Na sua decisão, o Serviço de Imigração e Naturalização (IND) do país, parte do Ministério da Justiça e Segurança neerlandês, afirmou que o sistema de cidadãos de países terceiros que chegam aos Países Baixos ao abrigo da directiva da UE estava a ser “abusado”.

“É extremamente importante para nós fornecer proteção às pessoas que não estão seguras no seu próprio país”, disse o ministro das Migrações, Eric van der Burg. “Ao mesmo tempo, não queremos sobrecarregar os municípios”.

O Ministério da Justiça recusou vários pedidos da DW para entrevistar van der Burg sobre a decisão.

Recorrer aos tribunais

Muitos nacionais de países terceiros recorreram da decisão e vários tribunais estão a considerar tanto os seus casos individuais como o direito do governo de tomar a decisão.

A pressão acabou por revelar-se demasiado para van der Burg manter a sua posição sobre o fim da protecção antes de essas determinações legais serem tomadas. No fim de semana, concordou em suspender a sua ordem de encerramento dos benefícios e da permissão de residência.

Lotte Van Diepen, advogada de imigração em Amesterdão, representa alguns destes nacionais, incluindo Mariam Adeshoga, em processos judiciais apelando pelo direito de permanecer.

Um dos argumentos de Van Diepen é que, uma vez que o Conselho Europeu, composto pelos chefes de estado e de governo dos países da UE, ativou a Diretiva de Proteção Temporária, a remoção desses direitos também deve ser uma decisão tomada pelo Conselho.

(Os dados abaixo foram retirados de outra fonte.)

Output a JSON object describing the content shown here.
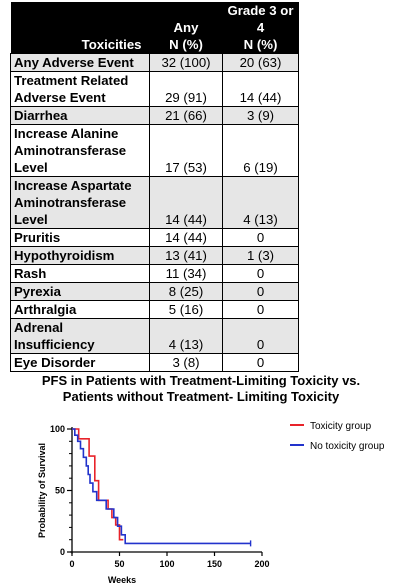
{
  "table": {
    "headers": {
      "label": "Toxicities",
      "any_top": "Any",
      "any_bottom": "N (%)",
      "grade_top": "Grade 3 or 4",
      "grade_bottom": "N (%)"
    },
    "rows": [
      {
        "label": [
          "Any Adverse Event"
        ],
        "any": "32 (100)",
        "grade": "20 (63)"
      },
      {
        "label": [
          "Treatment Related",
          "Adverse Event"
        ],
        "any": "29 (91)",
        "grade": "14 (44)"
      },
      {
        "label": [
          "Diarrhea"
        ],
        "any": "21 (66)",
        "grade": "3 (9)"
      },
      {
        "label": [
          "Increase Alanine",
          "Aminotransferase",
          "Level"
        ],
        "any": "17 (53)",
        "grade": "6 (19)"
      },
      {
        "label": [
          "Increase Aspartate",
          "Aminotransferase",
          "Level"
        ],
        "any": "14 (44)",
        "grade": "4 (13)"
      },
      {
        "label": [
          "Pruritis"
        ],
        "any": "14 (44)",
        "grade": "0"
      },
      {
        "label": [
          "Hypothyroidism"
        ],
        "any": "13 (41)",
        "grade": "1 (3)"
      },
      {
        "label": [
          "Rash"
        ],
        "any": "11 (34)",
        "grade": "0"
      },
      {
        "label": [
          "Pyrexia"
        ],
        "any": "8 (25)",
        "grade": "0"
      },
      {
        "label": [
          "Arthralgia"
        ],
        "any": "5 (16)",
        "grade": "0"
      },
      {
        "label": [
          "Adrenal Insufficiency"
        ],
        "any": "4 (13)",
        "grade": "0"
      },
      {
        "label": [
          "Eye Disorder"
        ],
        "any": "3 (8)",
        "grade": "0"
      }
    ]
  },
  "chart_data": {
    "type": "line",
    "title": [
      "PFS in Patients with Treatment-Limiting Toxicity vs.",
      "Patients without Treatment- Limiting Toxicity"
    ],
    "xlabel": "Weeks",
    "ylabel": "Probability of Survival",
    "xlim": [
      0,
      200
    ],
    "ylim": [
      0,
      100
    ],
    "xticks": [
      "0",
      "50",
      "100",
      "150",
      "200"
    ],
    "yticks": [
      "0",
      "50",
      "100"
    ],
    "legend_position": "top-right",
    "series": [
      {
        "name": "Toxicity group",
        "color": "#e8232a",
        "points": [
          [
            0,
            100
          ],
          [
            7,
            100
          ],
          [
            7,
            92
          ],
          [
            14,
            92
          ],
          [
            14,
            92
          ],
          [
            18,
            92
          ],
          [
            18,
            78
          ],
          [
            24,
            78
          ],
          [
            24,
            58
          ],
          [
            28,
            58
          ],
          [
            28,
            42
          ],
          [
            38,
            42
          ],
          [
            38,
            35
          ],
          [
            42,
            35
          ],
          [
            42,
            28
          ],
          [
            46,
            28
          ],
          [
            46,
            22
          ],
          [
            50,
            22
          ],
          [
            50,
            10
          ],
          [
            54,
            10
          ]
        ]
      },
      {
        "name": "No toxicity group",
        "color": "#2233cc",
        "points": [
          [
            0,
            100
          ],
          [
            3,
            100
          ],
          [
            3,
            95
          ],
          [
            6,
            95
          ],
          [
            6,
            90
          ],
          [
            9,
            90
          ],
          [
            9,
            84
          ],
          [
            12,
            84
          ],
          [
            12,
            77
          ],
          [
            15,
            77
          ],
          [
            15,
            70
          ],
          [
            17,
            70
          ],
          [
            17,
            63
          ],
          [
            19,
            63
          ],
          [
            19,
            56
          ],
          [
            22,
            56
          ],
          [
            22,
            49
          ],
          [
            26,
            49
          ],
          [
            26,
            42
          ],
          [
            36,
            42
          ],
          [
            36,
            35
          ],
          [
            44,
            35
          ],
          [
            44,
            28
          ],
          [
            48,
            28
          ],
          [
            48,
            21
          ],
          [
            52,
            21
          ],
          [
            52,
            14
          ],
          [
            56,
            14
          ],
          [
            56,
            7
          ],
          [
            62,
            7
          ],
          [
            62,
            7
          ],
          [
            188,
            7
          ]
        ]
      }
    ]
  }
}
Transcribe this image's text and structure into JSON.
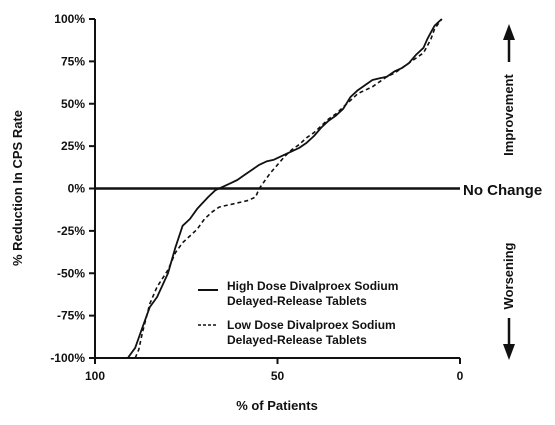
{
  "chart_data": {
    "type": "line",
    "xlabel": "% of Patients",
    "ylabel": "% Reduction In CPS Rate",
    "xlim": [
      100,
      0
    ],
    "ylim": [
      -100,
      100
    ],
    "x_reversed": true,
    "x_ticks": [
      "100",
      "50",
      "0"
    ],
    "y_ticks": [
      "100%",
      "75%",
      "50%",
      "25%",
      "0%",
      "-25%",
      "-50%",
      "-75%",
      "-100%"
    ],
    "reference_line": {
      "y": 0,
      "label": "No Change"
    },
    "annotations": {
      "top": "Improvement",
      "bottom": "Worsening"
    },
    "series": [
      {
        "name": "High Dose Divalproex Sodium",
        "name_line2": "Delayed-Release Tablets",
        "style": "solid",
        "x": [
          91,
          90,
          89,
          87,
          85,
          83,
          80,
          78,
          76,
          74,
          72,
          69,
          67,
          65,
          63,
          61,
          59,
          57,
          55,
          53,
          51,
          48,
          46,
          44,
          42,
          40,
          38,
          36,
          34,
          32,
          30,
          28,
          26,
          24,
          22,
          20,
          18,
          16,
          14,
          12,
          10,
          9,
          8,
          7,
          6,
          5
        ],
        "y": [
          -100,
          -97,
          -94,
          -82,
          -70,
          -64,
          -50,
          -35,
          -22,
          -18,
          -12,
          -5,
          -1,
          1,
          3,
          5,
          8,
          11,
          14,
          16,
          17,
          20,
          22,
          24,
          27,
          31,
          36,
          40,
          43,
          47,
          54,
          58,
          61,
          64,
          65,
          66,
          69,
          71,
          74,
          79,
          83,
          88,
          92,
          96,
          98,
          100
        ]
      },
      {
        "name": "Low Dose Divalproex Sodium",
        "name_line2": "Delayed-Release Tablets",
        "style": "dashed",
        "x": [
          89,
          88,
          87,
          85,
          83,
          80,
          78,
          76,
          74,
          72,
          70,
          68,
          66,
          64,
          62,
          60,
          58,
          56,
          55,
          54,
          52,
          50,
          48,
          46,
          44,
          42,
          40,
          38,
          36,
          34,
          32,
          30,
          28,
          26,
          24,
          22,
          20,
          18,
          16,
          14,
          12,
          10,
          9,
          8,
          7,
          6,
          5
        ],
        "y": [
          -100,
          -95,
          -85,
          -68,
          -58,
          -48,
          -38,
          -32,
          -28,
          -24,
          -18,
          -14,
          -11,
          -10,
          -9,
          -8,
          -7,
          -5,
          0,
          3,
          9,
          14,
          19,
          23,
          26,
          30,
          33,
          37,
          41,
          44,
          48,
          52,
          56,
          58,
          60,
          63,
          66,
          68,
          71,
          74,
          77,
          80,
          84,
          88,
          94,
          97,
          100
        ]
      }
    ],
    "grid": false,
    "legend_position": "lower-right"
  }
}
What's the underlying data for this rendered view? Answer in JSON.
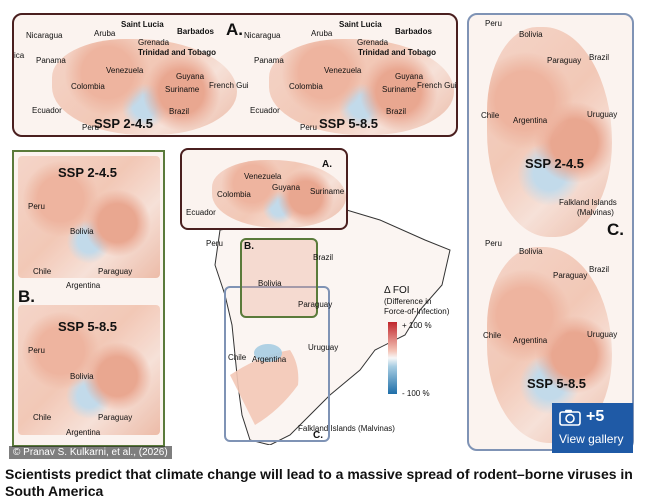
{
  "figure": {
    "panel_a_top": {
      "letter": "A.",
      "left_ssp": "SSP 2-4.5",
      "right_ssp": "SSP 5-8.5",
      "left_labels": [
        "Nicaragua",
        "ica",
        "Panama",
        "Aruba",
        "Saint Lucia",
        "Barbados",
        "Grenada",
        "Trinidad and Tobago",
        "Venezuela",
        "Colombia",
        "Guyana",
        "Suriname",
        "French Gui",
        "Ecuador",
        "Peru",
        "Brazil"
      ],
      "right_labels": [
        "Nicaragua",
        "Panama",
        "Aruba",
        "Saint Lucia",
        "Barbados",
        "Grenada",
        "Trinidad and Tobago",
        "Venezuela",
        "Colombia",
        "Guyana",
        "Suriname",
        "French Gui",
        "Ecuador",
        "Peru",
        "Brazil"
      ]
    },
    "panel_b_left": {
      "letter": "B.",
      "top_ssp": "SSP 2-4.5",
      "bottom_ssp": "SSP 5-8.5",
      "top_labels": [
        "Peru",
        "Bolivia",
        "Chile",
        "Paraguay",
        "Argentina"
      ],
      "bottom_labels": [
        "Peru",
        "Bolivia",
        "Chile",
        "Paraguay",
        "Argentina"
      ]
    },
    "center_map": {
      "inset_a_letter": "A.",
      "inset_a_labels": [
        "Colombia",
        "Venezuela",
        "Guyana",
        "Suriname",
        "Ecuador"
      ],
      "inset_b_letter": "B.",
      "inset_c_letter": "C.",
      "labels": [
        "Peru",
        "Brazil",
        "Bolivia",
        "Paraguay",
        "Chile",
        "Argentina",
        "Uruguay",
        "Falkland Islands (Malvinas)"
      ]
    },
    "legend": {
      "title": "Δ FOI",
      "subtitle_1": "(Difference in",
      "subtitle_2": "Force-of-Infection)",
      "max_label": "+ 100 %",
      "min_label": "- 100 %"
    },
    "panel_c_right": {
      "letter": "C.",
      "top_ssp": "SSP 2-4.5",
      "bottom_ssp": "SSP 5-8.5",
      "top_labels": [
        "Peru",
        "Bolivia",
        "Paraguay",
        "Brazil",
        "Chile",
        "Argentina",
        "Uruguay",
        "Falkland Islands",
        "(Malvinas)"
      ],
      "bottom_labels": [
        "Peru",
        "Bolivia",
        "Paraguay",
        "Brazil",
        "Chile",
        "Argentina",
        "Uruguay"
      ]
    },
    "colors": {
      "red": "#c0262c",
      "blue": "#1f6ea8",
      "panel_a_border": "#4a1f1f",
      "panel_b_border": "#5a7a3a",
      "panel_c_border": "#7f93b5"
    }
  },
  "credit": "© Pranav S. Kulkarni, et al., (2026)",
  "gallery": {
    "count": "+5",
    "label": "View gallery",
    "icon": "camera-icon"
  },
  "caption": "Scientists predict that climate change will lead to a massive spread of rodent–borne viruses in South America"
}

Não cabe ao ministro decidir quando termina. Existem disposições na directiva que estipulam em que cenários a protecção temporária pode terminar, e esses cenários não são aplicáveis, pelo menos não nos meus casos”, explicou.

“Os meus clientes estão a trabalhar ou a estudar. Começaram a construir uma vida aqui sob a presunção de que seriam autorizados a ficar aqui enquanto a Directiva de Protecção Temporária fosse aplicada.”

Protestos e petições

Foram organizados protestos e petições, mas ainda não há respostas definitivas sobre o seu futuro.

Mariam Adeshoga recebeu uma decisão pessoal na sexta-feira permitindo-lhe ficar no país e trabalhar enquanto aguarda mais decisões judiciais. Enquanto isso é um alívio temporário, Adeshoga diz que está apenas a tentar manter-se focada no sonho de que um dia ela pode estabelecer-se definitivamente, inspirando mais mulheres a tornarem-se programadoras no país que acabar por ser a sua casa.